By using an FMEA, the practitioner can systematically identify, analyze, prioritize and document potential failure modes, their consequences on a system, product or process and prevent future failures from occurring.
The aplications of FMEAs are nearly limitless. Early applications were largely oriented towards flight safety in the aerospace industry. Safety FMEAs have since spread into manufacturing, design and development, administrative, accounting and finance process as an attempt to eliminate errors and reduce failures and customer complaints. Wether the FMEA is being accomplished on a complex system, product or process, the earlier it is used in the life cycle of a product or process, the greater the potential for positive resoults.
When and How Use the Failure Mode & Effect Analysis?
Prior to beinning an FMEA, the following should be addressed:
- An appropiate, cross-functional team should be commissioned and a team leader selected. All team members must know who the FMEA "owner" is.

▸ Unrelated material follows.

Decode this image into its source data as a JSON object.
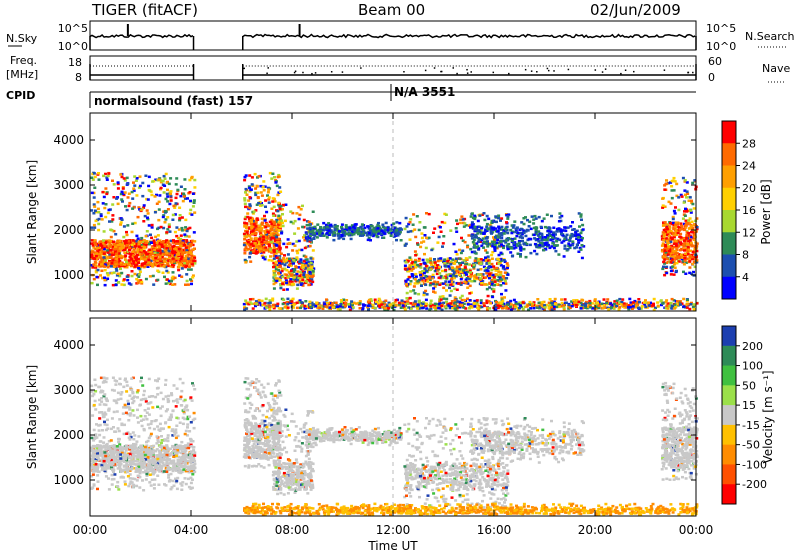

- Next, the system, product or process must be thoroughly defined. For a process, a process follow diagram or process map, defined elsewhere in this guide, best accomplishes this. For a system or product, this can be accomplished using schematics, blue prints, engineering or manufacturing diagrams and drawings, or prototypes if available.
- The FMEA´s boundaries must be clearly defined to include deadlines, product limitations, budget(s), usuable resources, report format(s), final report dissemination or any other limitations.
- The size or scope of the problem must be considered. If the task is too large for one FMEA, it Might be advantageous to break the problem into smaller pieces and attend to each piece separately.
The basic steps for conducting a FMEA are as follows:
- Study the system, product or process to be analyzed.
- Brainstorm, over the multiple brainstorming session, the possible range of failure modes.
- List the potential consequences of each failure mode.
- Assign severity (SEV) scores for each failure mode.
- Identify the cause(s) of each failure mode.
- Assign occurence (OCC) scores for each cause.
- Identify current controls to detect the failure modes.
- Assign an escaped detection (DET) Score for each cause and control.
- Calculate the Risk Priority Number (RPN) for each line in the FMEA
- Prioritize the failure modes and causes based oin the RPN
- Determine the action(s) to be taken.
- Re-calculate the RPNs based on the action plans.
Ideally, the steps of an FMEA should be accomplished in order and each steps should be complete before progressing to the next step. However, this does not preclude the team from backtracking when they deem it necessary due to errors, incomplete steps, or incomplete information.